While population increases across Europe mean that there is a steady influx of new mobile subscribers, the market has a sufficiently high penetration rate that growth is largely lateral, in that subscribers are migrating from 2G to 3G and LTE networks. As a result, the proportion of 2G subscribers is falling sharply, and while there remains steady, if slow, growth in the 3G sector this will also begin to fall from late 2017 or 2018 as subscribers shift to LTE networks.
This movement is being encouraged by network operators which hope to capitalise on revenue derived from greater take-up of mobile broadband and data services. This sector will be the main area for revenue growth in coming years: voice and basic data services are no longer the cash-cows of former times, attributed in part to the large number of minutes and messages included in bundles, as also to the fast-growing adoption among subscribers of OTT voice and data services. This has resulted in lower SMS traffic for MNOs, and consequently lower revenue.

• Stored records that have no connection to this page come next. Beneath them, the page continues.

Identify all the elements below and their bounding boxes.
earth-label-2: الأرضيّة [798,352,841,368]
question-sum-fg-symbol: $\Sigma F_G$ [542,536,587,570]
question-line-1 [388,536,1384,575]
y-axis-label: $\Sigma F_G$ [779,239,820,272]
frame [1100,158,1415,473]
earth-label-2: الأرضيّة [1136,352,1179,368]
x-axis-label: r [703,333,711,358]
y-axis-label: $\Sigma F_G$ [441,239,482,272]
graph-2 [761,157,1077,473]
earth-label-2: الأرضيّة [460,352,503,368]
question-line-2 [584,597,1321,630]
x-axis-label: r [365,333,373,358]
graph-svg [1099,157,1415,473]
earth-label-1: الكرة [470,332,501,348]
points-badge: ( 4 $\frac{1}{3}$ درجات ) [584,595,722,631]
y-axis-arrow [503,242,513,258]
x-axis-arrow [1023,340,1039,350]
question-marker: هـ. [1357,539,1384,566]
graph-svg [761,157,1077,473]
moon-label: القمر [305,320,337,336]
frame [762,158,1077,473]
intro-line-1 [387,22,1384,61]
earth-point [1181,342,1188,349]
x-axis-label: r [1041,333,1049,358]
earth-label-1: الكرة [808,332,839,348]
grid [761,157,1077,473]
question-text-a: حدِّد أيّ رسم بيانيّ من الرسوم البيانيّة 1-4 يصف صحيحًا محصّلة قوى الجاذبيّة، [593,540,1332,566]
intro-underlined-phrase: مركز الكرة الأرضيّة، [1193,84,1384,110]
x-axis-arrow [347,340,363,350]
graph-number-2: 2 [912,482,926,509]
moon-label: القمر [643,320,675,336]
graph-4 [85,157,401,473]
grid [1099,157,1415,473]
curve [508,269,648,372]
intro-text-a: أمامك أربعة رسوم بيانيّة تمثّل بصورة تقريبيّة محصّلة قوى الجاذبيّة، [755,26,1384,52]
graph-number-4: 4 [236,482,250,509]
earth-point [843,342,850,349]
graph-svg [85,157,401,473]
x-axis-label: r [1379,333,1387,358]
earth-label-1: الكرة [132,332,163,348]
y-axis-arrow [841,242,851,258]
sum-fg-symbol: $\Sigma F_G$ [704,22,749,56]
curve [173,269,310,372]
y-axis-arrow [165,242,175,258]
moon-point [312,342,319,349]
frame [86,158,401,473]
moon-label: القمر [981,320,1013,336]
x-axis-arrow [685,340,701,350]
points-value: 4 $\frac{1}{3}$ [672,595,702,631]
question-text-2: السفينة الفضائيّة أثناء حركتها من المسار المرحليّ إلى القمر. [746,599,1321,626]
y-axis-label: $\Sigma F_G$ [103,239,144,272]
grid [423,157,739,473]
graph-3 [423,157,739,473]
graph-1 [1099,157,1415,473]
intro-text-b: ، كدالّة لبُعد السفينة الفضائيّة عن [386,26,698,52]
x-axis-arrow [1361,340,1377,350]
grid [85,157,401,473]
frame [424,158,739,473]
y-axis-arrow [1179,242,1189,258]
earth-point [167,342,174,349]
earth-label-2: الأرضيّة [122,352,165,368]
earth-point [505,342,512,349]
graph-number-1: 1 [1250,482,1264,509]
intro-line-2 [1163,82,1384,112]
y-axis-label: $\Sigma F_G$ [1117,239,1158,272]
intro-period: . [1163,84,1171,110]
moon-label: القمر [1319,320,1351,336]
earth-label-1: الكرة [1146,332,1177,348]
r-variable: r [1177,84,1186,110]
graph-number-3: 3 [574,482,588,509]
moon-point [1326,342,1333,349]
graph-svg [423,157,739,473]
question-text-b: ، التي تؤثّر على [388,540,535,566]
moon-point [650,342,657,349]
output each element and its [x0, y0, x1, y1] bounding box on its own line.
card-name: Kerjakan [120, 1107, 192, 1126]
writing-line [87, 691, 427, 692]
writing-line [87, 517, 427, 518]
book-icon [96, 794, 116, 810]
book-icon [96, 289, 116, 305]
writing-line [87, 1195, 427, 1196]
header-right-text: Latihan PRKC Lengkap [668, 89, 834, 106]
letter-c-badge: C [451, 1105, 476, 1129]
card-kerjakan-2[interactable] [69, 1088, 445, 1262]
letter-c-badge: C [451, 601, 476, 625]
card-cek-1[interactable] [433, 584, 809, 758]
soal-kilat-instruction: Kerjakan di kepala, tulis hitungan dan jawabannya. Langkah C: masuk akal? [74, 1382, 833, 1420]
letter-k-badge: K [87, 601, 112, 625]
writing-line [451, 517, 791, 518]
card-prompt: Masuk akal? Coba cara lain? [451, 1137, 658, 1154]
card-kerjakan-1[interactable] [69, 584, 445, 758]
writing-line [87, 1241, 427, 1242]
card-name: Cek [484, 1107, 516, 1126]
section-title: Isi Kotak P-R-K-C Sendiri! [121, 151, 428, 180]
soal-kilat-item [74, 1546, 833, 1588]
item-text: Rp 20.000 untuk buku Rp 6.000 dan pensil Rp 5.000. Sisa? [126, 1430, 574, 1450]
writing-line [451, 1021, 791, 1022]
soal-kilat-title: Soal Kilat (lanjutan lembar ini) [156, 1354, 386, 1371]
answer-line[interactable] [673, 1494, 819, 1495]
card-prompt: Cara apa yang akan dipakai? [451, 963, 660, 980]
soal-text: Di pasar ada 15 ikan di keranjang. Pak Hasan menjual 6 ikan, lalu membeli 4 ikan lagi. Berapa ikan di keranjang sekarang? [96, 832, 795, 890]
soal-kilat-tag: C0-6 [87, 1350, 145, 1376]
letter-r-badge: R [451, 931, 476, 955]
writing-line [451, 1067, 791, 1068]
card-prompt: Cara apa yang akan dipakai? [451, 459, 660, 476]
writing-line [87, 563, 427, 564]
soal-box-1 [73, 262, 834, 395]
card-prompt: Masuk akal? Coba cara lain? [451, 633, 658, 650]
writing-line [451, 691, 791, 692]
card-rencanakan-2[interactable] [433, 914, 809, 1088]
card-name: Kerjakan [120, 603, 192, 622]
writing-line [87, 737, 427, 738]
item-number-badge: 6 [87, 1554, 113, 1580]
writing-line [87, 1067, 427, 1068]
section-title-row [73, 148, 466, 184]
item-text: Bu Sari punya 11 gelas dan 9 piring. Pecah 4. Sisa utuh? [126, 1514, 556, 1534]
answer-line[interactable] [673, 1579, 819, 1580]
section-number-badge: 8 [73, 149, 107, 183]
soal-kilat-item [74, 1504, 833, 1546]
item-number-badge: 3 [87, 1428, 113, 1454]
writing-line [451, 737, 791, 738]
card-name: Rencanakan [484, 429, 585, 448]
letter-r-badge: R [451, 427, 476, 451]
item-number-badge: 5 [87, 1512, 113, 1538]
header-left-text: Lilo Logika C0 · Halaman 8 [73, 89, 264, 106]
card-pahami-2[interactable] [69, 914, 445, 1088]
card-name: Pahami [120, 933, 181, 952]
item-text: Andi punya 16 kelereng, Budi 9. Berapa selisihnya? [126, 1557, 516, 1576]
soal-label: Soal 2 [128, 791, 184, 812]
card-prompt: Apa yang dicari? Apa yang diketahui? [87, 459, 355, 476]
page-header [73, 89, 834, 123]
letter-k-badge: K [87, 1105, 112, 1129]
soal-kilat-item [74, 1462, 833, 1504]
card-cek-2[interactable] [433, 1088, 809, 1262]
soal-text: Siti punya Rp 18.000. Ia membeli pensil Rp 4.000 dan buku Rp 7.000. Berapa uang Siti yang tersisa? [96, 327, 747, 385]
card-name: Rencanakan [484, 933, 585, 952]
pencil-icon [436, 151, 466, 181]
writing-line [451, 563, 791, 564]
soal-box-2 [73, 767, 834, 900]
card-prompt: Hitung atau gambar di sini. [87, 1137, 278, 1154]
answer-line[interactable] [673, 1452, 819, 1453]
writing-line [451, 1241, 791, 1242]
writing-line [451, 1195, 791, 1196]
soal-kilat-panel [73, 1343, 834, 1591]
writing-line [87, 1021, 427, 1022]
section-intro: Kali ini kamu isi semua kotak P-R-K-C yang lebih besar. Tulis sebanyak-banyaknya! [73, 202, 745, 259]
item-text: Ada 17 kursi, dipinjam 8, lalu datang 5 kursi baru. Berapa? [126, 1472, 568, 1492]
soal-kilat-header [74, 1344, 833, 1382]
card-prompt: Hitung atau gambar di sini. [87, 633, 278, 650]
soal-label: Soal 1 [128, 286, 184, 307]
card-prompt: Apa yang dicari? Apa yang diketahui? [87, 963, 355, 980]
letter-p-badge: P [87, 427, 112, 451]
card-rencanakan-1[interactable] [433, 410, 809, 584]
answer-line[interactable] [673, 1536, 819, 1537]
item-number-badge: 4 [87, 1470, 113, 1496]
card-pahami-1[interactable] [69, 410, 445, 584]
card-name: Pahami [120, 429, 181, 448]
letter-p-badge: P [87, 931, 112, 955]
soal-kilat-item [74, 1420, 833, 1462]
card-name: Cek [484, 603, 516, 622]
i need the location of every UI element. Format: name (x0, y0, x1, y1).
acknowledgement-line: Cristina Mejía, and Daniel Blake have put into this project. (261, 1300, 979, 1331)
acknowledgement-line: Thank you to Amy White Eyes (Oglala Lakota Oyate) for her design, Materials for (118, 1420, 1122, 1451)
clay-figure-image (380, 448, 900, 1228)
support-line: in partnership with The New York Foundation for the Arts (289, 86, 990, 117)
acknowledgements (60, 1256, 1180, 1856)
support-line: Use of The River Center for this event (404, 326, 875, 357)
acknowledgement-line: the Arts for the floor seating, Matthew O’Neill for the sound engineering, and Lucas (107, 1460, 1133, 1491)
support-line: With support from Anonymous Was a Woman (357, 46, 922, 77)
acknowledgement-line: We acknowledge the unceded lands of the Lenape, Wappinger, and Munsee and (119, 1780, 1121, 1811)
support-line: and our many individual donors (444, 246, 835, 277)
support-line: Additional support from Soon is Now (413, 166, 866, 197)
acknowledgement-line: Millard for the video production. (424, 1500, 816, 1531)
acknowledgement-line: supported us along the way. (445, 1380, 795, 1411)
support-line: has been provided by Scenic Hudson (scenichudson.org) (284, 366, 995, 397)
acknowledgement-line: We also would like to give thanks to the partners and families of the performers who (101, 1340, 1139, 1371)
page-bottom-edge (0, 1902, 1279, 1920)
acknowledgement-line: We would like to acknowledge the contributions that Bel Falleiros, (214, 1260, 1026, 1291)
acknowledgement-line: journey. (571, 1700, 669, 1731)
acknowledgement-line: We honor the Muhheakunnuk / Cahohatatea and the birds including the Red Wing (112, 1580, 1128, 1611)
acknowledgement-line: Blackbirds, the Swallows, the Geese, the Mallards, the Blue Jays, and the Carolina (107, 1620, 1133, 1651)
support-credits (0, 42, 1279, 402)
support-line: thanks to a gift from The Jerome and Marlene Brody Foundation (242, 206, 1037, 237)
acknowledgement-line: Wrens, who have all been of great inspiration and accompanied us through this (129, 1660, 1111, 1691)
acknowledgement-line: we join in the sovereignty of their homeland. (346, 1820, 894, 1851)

Price pressure continues from market competition. This is less prevalent from among MVNOs, which tend to be focussed on niche markets, have a relatively small subscriber base and (often) disadvantageous conditions imposed by their host networks. As with Latin America and Africa, the region is notable for having half a dozen pan-European operators with interests in several key markets. These main players include Deutsche Telekom, Telefónica, Vodafone Group, Hutchison and TeliaSonera. There has been much jostling among these operators as they seek to strengthen their presence in particular markets. This has in turn caused some disquiet among national regulators and European competition authorities, which are keen to preserve a quorum of key players (generally four) within a given market. It was in the interest of maintaining effective competition that the proposed sale of O2 UK to Hutchison was opposed, since this would have reduced the number of MNOs to three. Regulators are mindful that reduced market competition could jeopardise operator investment in network infrastructure and upgrades at a time when the EC is pushing for universal 100MB/s broadband availability. This goal can only be achieved through the deployment of improved LTE networks and the adoption of networks based on the forthcoming 5G standard, both of which require further investment among operators.